C’est pourquoi, ce soir-là, j’ai fouillé sur le site de la SPVM : parce que je refusais cette absurdité que les dirigeants de la LNH, Gary Bettman et Colin Campbell en tête, veulent nous enfoncer dans la gorge.

Au diable l’intention

Chara et Pacioretty avaient maille à partir depuis quelque temps déjà. On sait que Chara adore renverser ses adversaires par-dessus la balustrade qui sépare la patinoire des bancs des joueurs. Il aurait pu éviter ou retarder cette mise en échec inutile (Pacioretty n’avait plus la rondelle), mais il ne voulait pas manquer l’occasion de l’envoyer valser par-dessus bord, pour sa seule satisfaction égoïste et au mépris des risques. Et l’accident est arrivé.
Plusieurs soutiennent que Chara ne méritait aucune suspension parce qu’il n’avait pas l’intention de blesser Pacioretty. C’est pourquoi je trouve absurde de juger les voies de fait dans la Ligue nationale de hockey sur la simple question de l’intention. Les joueurs en sont rendus à se frapper sans retenue et sans précaution, insouciants des conséquences possibles sur leur victime. « Ce n’est pas ma faute, je n’ai pas voulu le blesser! » clament-ils. Ce principe déresponsabilise totalement les athlètes. Lorsqu’on conduit, il ne suffit pas de respecter le code de la route; il faut aussi porter attention aux piétons, aux cyclistes et aux autres conducteurs, qui ont eux-mêmes la responsabilité d’être prudents. On ne peut pas renverser un piéton avec indifférence sous prétexte qu’on a la priorité de passage.
La situation est devenue insoutenable dans la LNH. Les joueurs se donnent des mises en échec de façon irresponsable et s’en remettent à la simple chance en espérant que leur cible ne soit pas trop gravement blessée. Si elle l’est, ils s’en lavent complètement les mains. Cette négligence criminelle entre pairs a tenu David Booth, Marc Savard, David Perron, Sidney Crosby et bien d’autres joueurs à l’infirmerie pendant des mois.

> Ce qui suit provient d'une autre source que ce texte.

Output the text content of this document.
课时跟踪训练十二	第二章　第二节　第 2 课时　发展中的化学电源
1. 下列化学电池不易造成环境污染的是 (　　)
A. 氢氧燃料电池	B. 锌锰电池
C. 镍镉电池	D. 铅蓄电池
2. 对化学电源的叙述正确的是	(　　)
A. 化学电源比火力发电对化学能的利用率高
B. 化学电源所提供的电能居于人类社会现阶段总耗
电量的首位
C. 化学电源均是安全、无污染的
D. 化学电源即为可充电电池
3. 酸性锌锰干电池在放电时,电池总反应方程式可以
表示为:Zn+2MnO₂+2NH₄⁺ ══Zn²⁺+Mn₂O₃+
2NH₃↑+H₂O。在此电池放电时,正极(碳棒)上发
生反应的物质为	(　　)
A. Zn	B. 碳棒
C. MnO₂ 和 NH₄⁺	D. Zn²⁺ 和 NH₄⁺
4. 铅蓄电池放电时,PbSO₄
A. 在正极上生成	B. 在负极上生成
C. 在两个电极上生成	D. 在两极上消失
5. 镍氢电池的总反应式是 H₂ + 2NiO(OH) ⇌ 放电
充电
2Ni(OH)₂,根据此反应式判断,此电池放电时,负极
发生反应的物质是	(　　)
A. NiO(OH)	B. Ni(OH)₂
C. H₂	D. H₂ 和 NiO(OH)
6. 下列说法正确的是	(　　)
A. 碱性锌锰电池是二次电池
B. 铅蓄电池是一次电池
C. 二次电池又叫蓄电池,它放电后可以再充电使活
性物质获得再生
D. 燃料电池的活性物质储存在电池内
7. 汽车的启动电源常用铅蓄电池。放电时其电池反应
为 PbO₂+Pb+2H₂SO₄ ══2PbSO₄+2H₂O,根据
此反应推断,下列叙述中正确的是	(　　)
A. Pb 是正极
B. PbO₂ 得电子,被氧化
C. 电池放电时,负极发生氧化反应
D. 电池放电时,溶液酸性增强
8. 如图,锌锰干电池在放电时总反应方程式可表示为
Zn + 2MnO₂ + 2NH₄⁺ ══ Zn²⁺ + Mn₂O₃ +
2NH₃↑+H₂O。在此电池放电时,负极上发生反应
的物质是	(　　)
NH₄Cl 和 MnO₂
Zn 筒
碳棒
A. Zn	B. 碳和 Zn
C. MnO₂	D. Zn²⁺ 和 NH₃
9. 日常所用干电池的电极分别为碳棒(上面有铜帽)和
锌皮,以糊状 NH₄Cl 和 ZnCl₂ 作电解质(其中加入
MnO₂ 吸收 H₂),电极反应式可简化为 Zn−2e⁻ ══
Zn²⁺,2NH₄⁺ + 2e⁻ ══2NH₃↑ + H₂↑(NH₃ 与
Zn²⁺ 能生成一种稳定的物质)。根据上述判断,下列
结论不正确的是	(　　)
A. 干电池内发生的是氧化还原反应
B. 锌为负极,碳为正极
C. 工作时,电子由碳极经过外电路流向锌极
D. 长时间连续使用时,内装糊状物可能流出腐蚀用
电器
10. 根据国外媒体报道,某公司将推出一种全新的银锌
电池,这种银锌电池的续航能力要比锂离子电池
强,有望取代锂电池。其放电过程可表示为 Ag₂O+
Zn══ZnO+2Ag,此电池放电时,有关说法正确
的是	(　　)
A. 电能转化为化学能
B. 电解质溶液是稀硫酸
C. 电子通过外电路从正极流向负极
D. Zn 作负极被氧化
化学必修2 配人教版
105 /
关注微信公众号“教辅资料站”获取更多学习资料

Et encore, on commence à peine à découvrir les conséquences à long terme des commotions cérébrales.
L’intention de blesser ne devrait pas être un critère obligatoire pour imposer une suspension. Les joueurs doivent être tenus responsables des conséquences de leurs gestes. La situation est d’autant plus absurde que dans le cas des bâtons élevés, les joueurs sont tenus responsables, peut importe leur intention. Du moment où leur bâton atteint, accidentellement ou non, le visage d’un adversaire, ils reçoivent une punition de deux minutes (et même de quatre minutes si la victime saigne). Ce même principe devrait s’appliquer aux mises en échec dangereuses.

Non à la sauvagerie

Par ailleurs, d’autres commentateurs ont voulu reporter la culpabilité sur le public; selon eux, les amateurs veulent du jeu rapide et physique, mais jouent aux vierges offensées lorsque des incidents surviennent. J’ose croire que la plupart des amateurs savent faire la différence entre une mise en échec robuste et un coup salaud, dangereux et inutile. Ça fait longtemps que les plaintes fusent de partout concernant le laxisme de la Ligue envers les joueurs qui ont gravement blessé Marc Savard, David Booth et d’autres encore. On veut du hockey, pas du meurtre. On veut des athlètes robustes, pas des agresseurs vicieux.
Des voix au sein même de la Ligue commencent à s’en prendre à ses dirigeants. Geoff Molson, le propriétaire des Canadiens, a fait preuve de cran en exprimant publiquement son désaccord. Les joueurs Joe Thornton et Henrik Sedin ont critiqué la décision de la LNH de ne pas suspendre Chara. Des commanditaires comme Via Rail et Air Canada ont exprimé leurs reproches. Ne vous laissez donc pas impressionner par des gens qui prétendent que les Québécois et les partisans des Canadiens sont des braillards. Il faut continuer à protester, à avoir recours à la justice si les dirigeants de la LNH continuent de faire la sourde oreille.
Et ne tentez pas de me faire croire que Chara ne pouvait pas empêcher Pacioretty d’entrer en collision avec ce poteau. Encore moins qu’il ne savait pas que le joueur devant lui était Pacioretty. Les services juridiques des Bruins lui ont probablement conseillé de raconter ce mensonge afin de se prémunir contre des poursuites. Qui est assez niais pour gober un tel bobard? Si le nez de Chara n’était pas déjà si gros, on croirait qu’il a enflé sous l’effet Pinocchio.

Prendre les bons moyens

Finalement, je n’ai pas écrit à la police de Montréal. Il fallait laisser ses coordonnées; ça ne m’aurait pas gênée, sauf que je devais partir à Saint-Louis quelques heures plus tard. Et si les autorités essayaient de me contacter, ne serait-ce que pour savoir quelle mouche m’avait piquée d’avoir fait un tel signalement? De plus, j’ai rapidement vu qu’Yves Boisvert battait déjà le tambour de rappel des autorités juridiques : j’ai donc jugé mon intervention inutile.
À Saint-Louis, j’ai appris que des centaines de personnes à Montréal avaient communiqué avec la police. D’un côté, j’ai été soulagée que cet incident ne soit pas banalisé. Par contre, pardonnez-moi d’être directe, c’était franchement stupide d’utiliser la ligne téléphonique 911 pour porter plainte. Faut-il vraiment expliquer que le 911 ne doit servir qu’aux urgences immédiates, lorsque la sécurité des gens est menacée de façon imminente? La police offre plusieurs moyens de communiquer avec elle, que ce soit par Internet (www.infocrimemontreal.ca) ou par téléphone, sans engorger le 911 d’appels inutiles.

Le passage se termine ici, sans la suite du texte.